Autre option sur la table et pas des moindres : l'article 16 de la Constitution conférant à Emmanuel Macron les "pleins pouvoirs", en théorie, pour imposer ses propres décisions budgétaires par décret. Alors, dans les faits, la France pourrait se retrouver purement sans budget en 2025. "La conséquence peut être très lourde pour le pays (...) C'est l'absence de budget, l'absence de loi de finances, ou partir sur les recettes de 2024, c'est à dire avec un lourd déficit, une actualisation qui ne se fait pas", prévenait déjà le garde des Sceaux Didier Migaud, le 25 novembre dernier sur France 2. Autrement dit, ce serait un statut quo par rapport au budget 2024. Le gouvernement a dernièrement tablé sur un déficit public atteignant 6,1 % du PIB cette année, un objectif loin de l'ambition initiale de 4,4 % du PIB, ou de celle du printemps dernier (5,1 %).

"On ne risque absolument pas un shutdown" à l'Américaine

Quid du salaire des fonctionnaires ? "Si vous n'avez pas de budget pour l'an prochain, ça veut dire que les fonctionnaires ne sont pas payés", avait lancé l'ex-Première ministre et désormais députée du Calvados, Elisabeth Borne, sur le plateau de C à Vous, le 24 octobre dernier lors de la promotion de son livre.

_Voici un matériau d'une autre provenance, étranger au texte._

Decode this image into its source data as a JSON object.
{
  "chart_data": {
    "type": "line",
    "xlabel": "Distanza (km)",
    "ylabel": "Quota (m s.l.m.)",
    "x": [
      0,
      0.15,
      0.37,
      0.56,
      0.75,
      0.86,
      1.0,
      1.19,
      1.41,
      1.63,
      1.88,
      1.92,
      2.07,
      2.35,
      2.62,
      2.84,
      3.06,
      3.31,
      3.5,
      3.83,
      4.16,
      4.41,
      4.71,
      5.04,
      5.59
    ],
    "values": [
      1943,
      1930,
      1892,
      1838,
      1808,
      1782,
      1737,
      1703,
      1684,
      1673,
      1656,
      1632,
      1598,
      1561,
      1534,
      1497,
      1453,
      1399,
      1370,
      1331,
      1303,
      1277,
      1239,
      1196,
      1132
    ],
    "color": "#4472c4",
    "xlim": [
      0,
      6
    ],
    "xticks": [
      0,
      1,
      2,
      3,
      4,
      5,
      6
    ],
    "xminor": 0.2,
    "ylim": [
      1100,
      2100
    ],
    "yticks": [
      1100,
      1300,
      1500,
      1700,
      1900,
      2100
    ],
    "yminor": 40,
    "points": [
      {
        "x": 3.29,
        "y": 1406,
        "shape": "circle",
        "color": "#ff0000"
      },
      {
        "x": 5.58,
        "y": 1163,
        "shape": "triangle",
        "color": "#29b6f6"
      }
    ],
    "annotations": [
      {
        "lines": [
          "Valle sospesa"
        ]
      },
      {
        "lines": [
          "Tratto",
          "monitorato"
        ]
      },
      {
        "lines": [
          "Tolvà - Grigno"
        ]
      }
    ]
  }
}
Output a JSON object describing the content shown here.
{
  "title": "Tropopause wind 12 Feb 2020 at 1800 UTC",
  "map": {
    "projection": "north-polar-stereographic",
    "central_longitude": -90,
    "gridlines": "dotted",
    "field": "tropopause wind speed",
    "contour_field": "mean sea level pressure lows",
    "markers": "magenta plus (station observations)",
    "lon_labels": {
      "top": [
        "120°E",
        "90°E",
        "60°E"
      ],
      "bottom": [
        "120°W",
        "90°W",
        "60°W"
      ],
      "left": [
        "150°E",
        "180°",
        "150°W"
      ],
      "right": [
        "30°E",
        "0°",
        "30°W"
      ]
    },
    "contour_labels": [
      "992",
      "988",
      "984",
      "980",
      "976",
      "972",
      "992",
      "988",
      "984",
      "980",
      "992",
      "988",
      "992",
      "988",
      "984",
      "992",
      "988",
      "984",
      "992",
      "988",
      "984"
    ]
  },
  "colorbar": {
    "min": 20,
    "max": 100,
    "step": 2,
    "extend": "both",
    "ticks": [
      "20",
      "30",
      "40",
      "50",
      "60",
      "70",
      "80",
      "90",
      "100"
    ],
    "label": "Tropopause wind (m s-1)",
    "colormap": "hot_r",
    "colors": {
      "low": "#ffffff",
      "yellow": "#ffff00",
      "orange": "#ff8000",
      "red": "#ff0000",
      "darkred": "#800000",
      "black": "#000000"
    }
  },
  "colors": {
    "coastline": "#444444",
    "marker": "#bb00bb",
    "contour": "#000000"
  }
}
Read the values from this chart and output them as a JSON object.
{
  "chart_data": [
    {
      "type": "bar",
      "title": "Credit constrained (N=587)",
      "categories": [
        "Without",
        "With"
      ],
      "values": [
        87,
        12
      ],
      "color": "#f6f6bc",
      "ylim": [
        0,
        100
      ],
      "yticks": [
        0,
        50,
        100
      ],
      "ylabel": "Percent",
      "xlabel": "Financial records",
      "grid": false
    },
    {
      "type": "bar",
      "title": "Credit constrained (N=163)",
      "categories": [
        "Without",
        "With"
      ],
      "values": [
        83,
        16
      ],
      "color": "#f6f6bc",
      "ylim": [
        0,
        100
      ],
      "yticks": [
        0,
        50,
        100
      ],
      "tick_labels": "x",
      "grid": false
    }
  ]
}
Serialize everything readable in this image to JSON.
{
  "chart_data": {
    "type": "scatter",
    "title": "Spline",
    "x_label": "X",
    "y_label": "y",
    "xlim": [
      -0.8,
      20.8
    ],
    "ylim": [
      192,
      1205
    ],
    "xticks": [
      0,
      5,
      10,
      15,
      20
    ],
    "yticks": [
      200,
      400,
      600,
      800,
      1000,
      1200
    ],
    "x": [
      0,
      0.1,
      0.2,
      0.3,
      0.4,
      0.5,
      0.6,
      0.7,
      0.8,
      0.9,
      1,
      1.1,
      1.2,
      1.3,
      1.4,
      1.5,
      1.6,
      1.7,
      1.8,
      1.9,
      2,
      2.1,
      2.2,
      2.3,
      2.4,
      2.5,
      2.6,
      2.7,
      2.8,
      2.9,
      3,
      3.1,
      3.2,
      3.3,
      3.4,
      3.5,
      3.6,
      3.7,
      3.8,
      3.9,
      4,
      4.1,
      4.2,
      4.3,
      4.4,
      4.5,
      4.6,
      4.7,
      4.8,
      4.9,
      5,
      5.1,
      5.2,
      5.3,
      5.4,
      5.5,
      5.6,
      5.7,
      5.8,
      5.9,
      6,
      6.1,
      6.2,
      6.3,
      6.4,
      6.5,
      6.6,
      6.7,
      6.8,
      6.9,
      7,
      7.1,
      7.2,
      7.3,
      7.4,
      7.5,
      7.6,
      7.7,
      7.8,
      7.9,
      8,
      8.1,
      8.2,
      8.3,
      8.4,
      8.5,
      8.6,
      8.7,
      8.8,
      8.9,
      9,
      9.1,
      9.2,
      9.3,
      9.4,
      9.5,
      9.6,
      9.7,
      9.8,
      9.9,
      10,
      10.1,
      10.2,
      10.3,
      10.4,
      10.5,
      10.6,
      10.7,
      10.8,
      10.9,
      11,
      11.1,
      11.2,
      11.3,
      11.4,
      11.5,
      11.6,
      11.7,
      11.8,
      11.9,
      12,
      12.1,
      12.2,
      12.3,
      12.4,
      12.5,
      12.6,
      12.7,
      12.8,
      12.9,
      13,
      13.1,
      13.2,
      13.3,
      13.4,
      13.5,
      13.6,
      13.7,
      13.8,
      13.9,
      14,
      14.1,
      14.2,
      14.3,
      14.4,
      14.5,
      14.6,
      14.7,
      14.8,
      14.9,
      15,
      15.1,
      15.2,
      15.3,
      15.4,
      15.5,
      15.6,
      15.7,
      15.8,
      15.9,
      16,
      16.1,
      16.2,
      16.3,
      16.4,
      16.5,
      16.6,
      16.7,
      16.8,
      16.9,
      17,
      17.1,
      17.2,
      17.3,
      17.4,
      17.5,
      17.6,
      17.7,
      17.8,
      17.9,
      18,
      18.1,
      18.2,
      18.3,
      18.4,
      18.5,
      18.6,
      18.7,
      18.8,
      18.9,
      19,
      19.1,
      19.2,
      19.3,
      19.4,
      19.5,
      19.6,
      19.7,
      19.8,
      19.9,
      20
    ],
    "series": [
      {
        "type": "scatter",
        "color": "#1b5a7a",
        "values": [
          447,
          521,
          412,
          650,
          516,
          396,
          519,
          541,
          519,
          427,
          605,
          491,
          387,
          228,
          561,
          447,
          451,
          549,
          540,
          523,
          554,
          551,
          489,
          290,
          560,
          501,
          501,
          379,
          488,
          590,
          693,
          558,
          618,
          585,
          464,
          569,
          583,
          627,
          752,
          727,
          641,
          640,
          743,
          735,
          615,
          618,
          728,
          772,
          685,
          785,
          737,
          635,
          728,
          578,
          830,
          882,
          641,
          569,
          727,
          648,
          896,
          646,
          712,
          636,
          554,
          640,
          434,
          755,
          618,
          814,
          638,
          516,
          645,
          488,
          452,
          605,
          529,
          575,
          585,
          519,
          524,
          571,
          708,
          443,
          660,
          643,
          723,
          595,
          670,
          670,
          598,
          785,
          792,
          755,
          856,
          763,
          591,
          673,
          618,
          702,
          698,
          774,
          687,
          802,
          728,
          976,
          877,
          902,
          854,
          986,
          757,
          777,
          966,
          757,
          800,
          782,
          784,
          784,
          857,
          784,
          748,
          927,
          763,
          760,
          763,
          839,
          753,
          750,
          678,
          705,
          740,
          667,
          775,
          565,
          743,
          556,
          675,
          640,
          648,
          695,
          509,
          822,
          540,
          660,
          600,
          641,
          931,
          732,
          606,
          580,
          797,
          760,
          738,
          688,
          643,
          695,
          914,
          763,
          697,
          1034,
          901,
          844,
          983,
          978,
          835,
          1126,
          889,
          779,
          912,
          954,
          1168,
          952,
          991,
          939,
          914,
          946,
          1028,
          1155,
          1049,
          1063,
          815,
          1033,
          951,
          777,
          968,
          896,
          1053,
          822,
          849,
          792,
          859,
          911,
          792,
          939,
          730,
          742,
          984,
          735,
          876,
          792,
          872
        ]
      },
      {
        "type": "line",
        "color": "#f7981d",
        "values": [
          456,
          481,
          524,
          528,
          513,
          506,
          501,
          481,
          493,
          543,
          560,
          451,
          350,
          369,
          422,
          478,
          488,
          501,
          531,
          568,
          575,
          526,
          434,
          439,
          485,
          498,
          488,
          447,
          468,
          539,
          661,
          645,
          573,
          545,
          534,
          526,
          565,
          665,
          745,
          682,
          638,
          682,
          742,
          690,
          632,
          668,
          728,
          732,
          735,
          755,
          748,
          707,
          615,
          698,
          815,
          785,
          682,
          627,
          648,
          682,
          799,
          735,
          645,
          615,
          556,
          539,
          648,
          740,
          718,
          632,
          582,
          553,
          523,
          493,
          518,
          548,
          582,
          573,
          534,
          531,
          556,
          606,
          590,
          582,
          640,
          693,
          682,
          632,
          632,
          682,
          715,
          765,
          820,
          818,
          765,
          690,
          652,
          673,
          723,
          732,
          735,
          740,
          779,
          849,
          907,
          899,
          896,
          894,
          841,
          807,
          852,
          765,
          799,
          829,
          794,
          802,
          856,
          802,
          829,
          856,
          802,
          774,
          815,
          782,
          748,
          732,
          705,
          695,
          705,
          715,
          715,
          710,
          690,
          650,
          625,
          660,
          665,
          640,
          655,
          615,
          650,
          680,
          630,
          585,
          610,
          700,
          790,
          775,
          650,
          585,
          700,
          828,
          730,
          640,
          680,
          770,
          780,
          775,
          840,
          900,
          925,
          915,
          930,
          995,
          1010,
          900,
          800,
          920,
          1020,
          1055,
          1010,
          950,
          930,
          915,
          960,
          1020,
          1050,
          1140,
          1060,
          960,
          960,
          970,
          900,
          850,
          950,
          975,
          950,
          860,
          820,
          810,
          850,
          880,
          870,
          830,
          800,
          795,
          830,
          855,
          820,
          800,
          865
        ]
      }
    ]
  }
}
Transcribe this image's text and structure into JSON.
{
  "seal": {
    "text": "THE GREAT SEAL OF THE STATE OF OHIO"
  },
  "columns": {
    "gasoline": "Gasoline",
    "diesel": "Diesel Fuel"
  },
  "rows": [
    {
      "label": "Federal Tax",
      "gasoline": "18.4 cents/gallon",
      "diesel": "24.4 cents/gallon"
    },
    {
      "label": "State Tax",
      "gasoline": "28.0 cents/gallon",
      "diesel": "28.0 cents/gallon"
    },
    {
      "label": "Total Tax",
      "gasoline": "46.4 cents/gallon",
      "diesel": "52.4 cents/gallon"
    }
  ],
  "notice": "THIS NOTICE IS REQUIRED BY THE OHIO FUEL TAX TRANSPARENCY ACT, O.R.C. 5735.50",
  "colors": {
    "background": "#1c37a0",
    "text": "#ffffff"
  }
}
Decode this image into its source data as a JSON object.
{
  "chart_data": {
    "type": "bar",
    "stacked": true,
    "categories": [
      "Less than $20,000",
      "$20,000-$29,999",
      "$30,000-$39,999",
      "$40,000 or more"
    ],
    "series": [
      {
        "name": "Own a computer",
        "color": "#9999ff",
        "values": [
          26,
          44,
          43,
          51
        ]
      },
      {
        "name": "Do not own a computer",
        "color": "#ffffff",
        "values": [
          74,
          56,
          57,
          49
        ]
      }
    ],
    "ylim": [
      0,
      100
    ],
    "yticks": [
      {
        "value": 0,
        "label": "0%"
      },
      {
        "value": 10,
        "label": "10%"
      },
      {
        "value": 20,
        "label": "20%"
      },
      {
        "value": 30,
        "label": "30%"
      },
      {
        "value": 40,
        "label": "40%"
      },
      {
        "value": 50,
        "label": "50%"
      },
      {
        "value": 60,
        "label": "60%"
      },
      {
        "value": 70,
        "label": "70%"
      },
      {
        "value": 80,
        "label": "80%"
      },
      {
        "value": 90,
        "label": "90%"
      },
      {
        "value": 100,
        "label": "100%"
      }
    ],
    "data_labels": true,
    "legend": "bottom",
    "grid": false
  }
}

Une sortie remarquée, qui rappelle une pratique plutôt associée aux Etats-Unis. En effet, cette situation est possible de l'autre côté de l'Atlantique. Elle est appelée, le "shut down" et consiste à fermer les administrations si le Congrès américain ne s'accorde pas sur le vote d'un budget. Or, en France, le fonctionnement n'est pas le même. 

Pour en arriver là, le texte devrait être rejeté définitivement par les deux chambres du Parlement : l'Assemblée nationale et le Sénat, à la même étape du processus, et au cours d'une même lecture, ce qui est très rare. Aussi, le Conseil constitutionnel devrait valider un projet de loi spécial qui permettrait à l'exécutif de percevoir des impôts et de verser un volume minimum de crédits. Les fameuses ordonnances, évoquées plus haut, pourraient alors permettre d'assurer le versement de la rémunération des fonctionnaires. "On ne risque absolument pas un shutdown. Il y aura des cartes vitales qui fonctionneront, les fonctionnaires seront payés. Il faut sortir des scénarios apocalyptiques", indiquait à ce sujet Benjamin Morel, constitutionnaliste et maître de conférences en droit public dans les colonnes d'Europe 1, le lundi 2 décembre.